W rezultacie, przyjęta zaledwie w 2016 r. strategia obronna Australii szybko okazała się nieadekwatna w stosunku do obecnych zagrożeń. 1 lipca 2020 r. premier Scott Morrison i Minister Obrony Linda Reynolds zaprezentowali jej aktualizację. 

Nowy dokument od razu wywołał szeroką falę komentarzy. Co tak poruszyło analityków i media? Otóż nowa strategia klarownie i stanowczo przedstawia wizje, które jeszcze cztery lata temu mogłyby być uznane za fantasmagorie. „Mimo że wciąż mało prawdopodobna, to jednak perspektywa dużego konfliktu zbrojnego w regionie Indo-Pacyfiku, w tym możliwość szeroko zakrojonego konfliktu amerykańsko-chińskiego, nie jest już tak odległa, jak wydawało się jeszcze w 2016” uważają autorzy raportu.

Władze Australii oceniają, że obecnie w regionie Azji i Pacyfiku następują przetasowania największe od czasu II wojny światowej. Premier Morrison wręcz porównał obecną sytuację do okresu późnych lat 30. w Europie. 

Pesymistyczne wizje dotyczące rozwoju sytuacji Australijczycy uzasadniają rosnącą konkurencją strategiczną między mocarstwami oraz wzrostem asertywności państw w forsowaniu interesów –  zarówno poprzez działania militarne (np. budowę baz wojskowych na Morzu Południowochińskim), jak i niemilitarne (szeroko zakrojone, zaawansowane ataki cybernetyczne; szantaże ekonomiczne; kampanie dezinformacyjne itd.). Co ciekawe, słowo „Chiny” pojawia się w dokumencie zaledwie dziewięć razy, ale mimo to analitycy nie mają wątpliwości, że planowane zbrojenia Australii są bezpośrednią odpowiedzią na wzrost potęgi militarnej i asertywności ich największego partnera handlowego.
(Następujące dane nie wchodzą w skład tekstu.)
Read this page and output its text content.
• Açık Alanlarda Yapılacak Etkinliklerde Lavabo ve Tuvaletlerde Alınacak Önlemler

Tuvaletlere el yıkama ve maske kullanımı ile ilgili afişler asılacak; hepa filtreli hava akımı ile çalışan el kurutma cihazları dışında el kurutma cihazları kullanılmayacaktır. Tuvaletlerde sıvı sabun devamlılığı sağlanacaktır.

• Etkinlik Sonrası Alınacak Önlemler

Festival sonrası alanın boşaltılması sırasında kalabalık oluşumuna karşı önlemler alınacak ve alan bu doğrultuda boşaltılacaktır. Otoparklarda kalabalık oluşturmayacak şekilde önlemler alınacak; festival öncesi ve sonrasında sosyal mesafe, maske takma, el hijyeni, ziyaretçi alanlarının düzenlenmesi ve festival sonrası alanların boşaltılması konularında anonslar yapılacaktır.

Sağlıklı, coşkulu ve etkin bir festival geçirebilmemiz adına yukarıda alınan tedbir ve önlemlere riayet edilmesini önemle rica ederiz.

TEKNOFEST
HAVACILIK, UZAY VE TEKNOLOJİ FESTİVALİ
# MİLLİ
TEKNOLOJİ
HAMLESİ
W kontekście tempa zachodzenia zmian w regionie znamienne jest, że jeszcze cztery lata temu Australia zakładała, że tzw. „czas ostrzeżenia strategicznego” dla ataku konwencjonalnego na jej terytorium wynosić będzie aż dziesięć lat. Jest to szacunkowy czas, którego przeciwnik potrzebuje na zakończenie przygotowań do dokonania ataku na dane państwo. Teraz Minister Obrony L. Reynolds ogłosiła, że założenie to jest nieaktualne. Australia chce być do ataku gotowa w każdym momencie.

Aby kraj na taką ewentualność przygotować, władze zapowiedziały znaczący wzrost wartości inwestycji w rozwój potencjału australijskich sił zbrojnych w najbliższych latach. Łączna wartość dodatkowych nakładów na obronę narodową ma osiągnąć poziom 270 mld dolarów australijskich (ok. 186 mld USD) w ciągu najbliższej dekady. Dodatkowe środki pozwolą między innymi na rozbudowę zdolności rakietowych Australii (w tym zakup rakiet dalekiego zasięgu), gruntowną modernizację marynarki wojennej, rozbudowane mają być także możliwości australijskich sił zbrojnych w zakresie działań w cyberprzestrzeni.
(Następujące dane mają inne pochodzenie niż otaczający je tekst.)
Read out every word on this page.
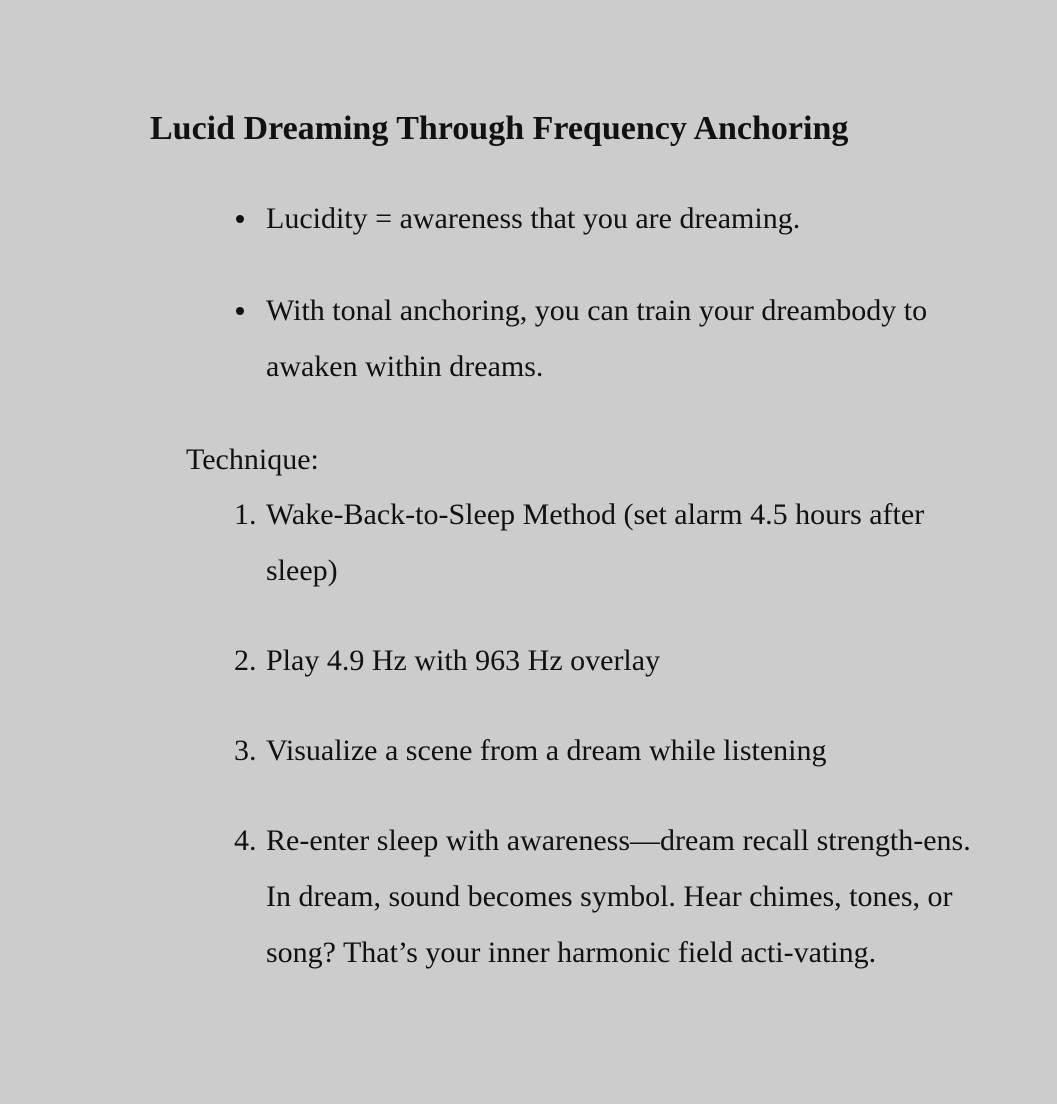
Lucid Dreaming Through Frequency Anchoring
Lucidity = awareness that you are dreaming.
With tonal anchoring, you can train your dreambody to awaken within dreams.

Technique:

1. Wake-Back-to-Sleep Method (set alarm 4.5 hours after sleep)
2. Play 4.9 Hz with 963 Hz overlay
3. Visualize a scene from a dream while listening
4. Re-enter sleep with awareness—dream recall strength-ens. In dream, sound becomes symbol. Hear chimes, tones, or song? That’s your inner harmonic field acti-vating.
Mimo podkreślenia wagi sojuszu z USA, władze Australii zapowiedziały też zamiar znacznego zwiększenia swej niezależności w kwestiach obronnych. Co równie ważne Australia, która jest wiarygodnym i sprawdzonym partnerem USA, biorącym udział w operacjach amerykańskich na całym świecie, zamierza w przyszłości skoncentrować się raczej na działaniach w swoim bezpośrednim sąsiedztwie. Rosnącej gotowości do ponoszenia ciężaru finansowego na obronę towarzyszy malejąca skłonność, by uczestniczyć  w amerykańskich operacjach w odległych krajach, w których sama Australia nie ma istotnych interesów.

Istnieje co najmniej kilka powodów, dla których Polska powinna się działaniom Australii oraz zachodzącym w Azji procesom bacznie przyglądać i wyciągać wnioski. 
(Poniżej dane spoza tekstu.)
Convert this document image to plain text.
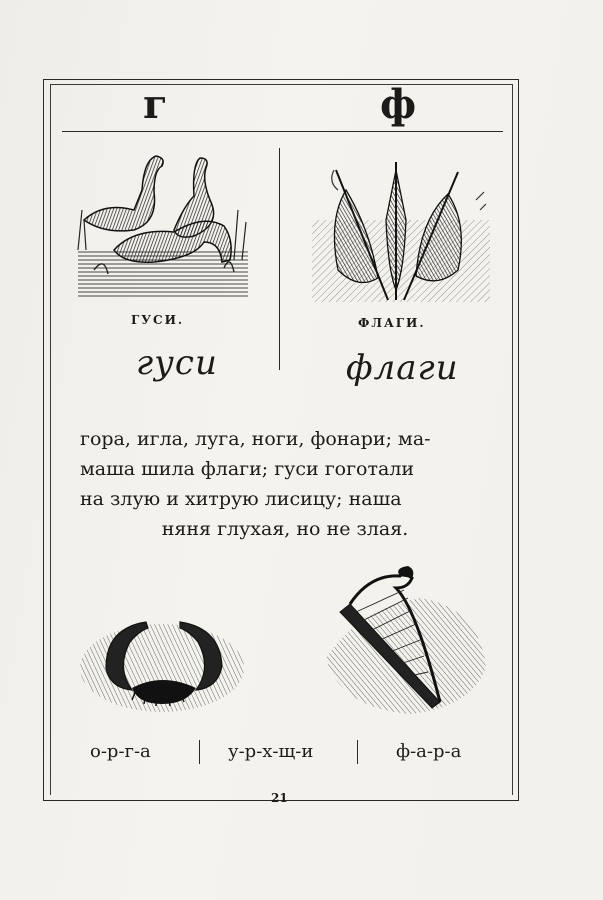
г	ф
ГУСИ.	ФЛАГИ.
гуси	флаги
гора, игла, луга, ноги, фонари; ма-
маша шила флаги; гуси гоготали
на злую и хитрую лисицу; наша
няня глухая, но не злая.
о-р-г-а	у-р-х-щ-и	ф-а-р-а
21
Australia ze względu na charakter powiązań z oboma mocarstwami może być papierkiem lakmusowym dla sojuszników USA dostosowujących swoje strategie do nowo tworzącego się porządku światowego. Tym bardziej, że dotychczas władze w Canberze sprawnie wpisywały swą politykę – zarówno gospodarczą jak i obronną – w trendy regionalne związane ze wzrostem potęgi Chin. 

Z jednej strony ze względu na profil australijskiej gospodarki (w tym strukturę eksportu do Chin, w której dominują surowce oraz produkty rolne) doświadczenia tego kraju mogą być dla Polski bardziej użyteczne niż jakiegokolwiek innego państwa z regionu Azji i Pacyfiku. Z drugiej strony istotny jest również fakt, że od pewnego czasu czynnik gospodarczy traci charakter dominującego elementu relacji Australii z ChRL, na rzecz kwestii związanych z bezpieczeństwem. 

Warto przy tym przypomnieć, że nakłady finansowe Australii na obronność już teraz w wartościach bezwzględnych są ponad 2 razy wyższe niż Polski. Wraz z USA, Wielką Brytanią, Kanadą i Nową Zelandią, Australia jest członkiem wywiadowczego Sojuszu Pięciorga Oczu. Na jej terenie stacjonują amerykańscy żołnierze. A mimo to postanawia wyraźnie zwiększyć swe wydatki na zbrojenia i być przygotowana, by móc bronić się sama, szczególnie w przypadku wojny konwencjonalnej. Wszystko po to, by uniknąć sytuacji, jaka miała miejsce w lutym 1942 r., gdy już kilka dni po kapitulacji Singapuru, kiedy Wielka Brytania nie była w stanie zapewnić Australii wsparcia, rozpoczęły się japońskie ataki z powietrza na australijskie terytorium – na miasto Darwin, a później wiele mniejszych miejscowości. 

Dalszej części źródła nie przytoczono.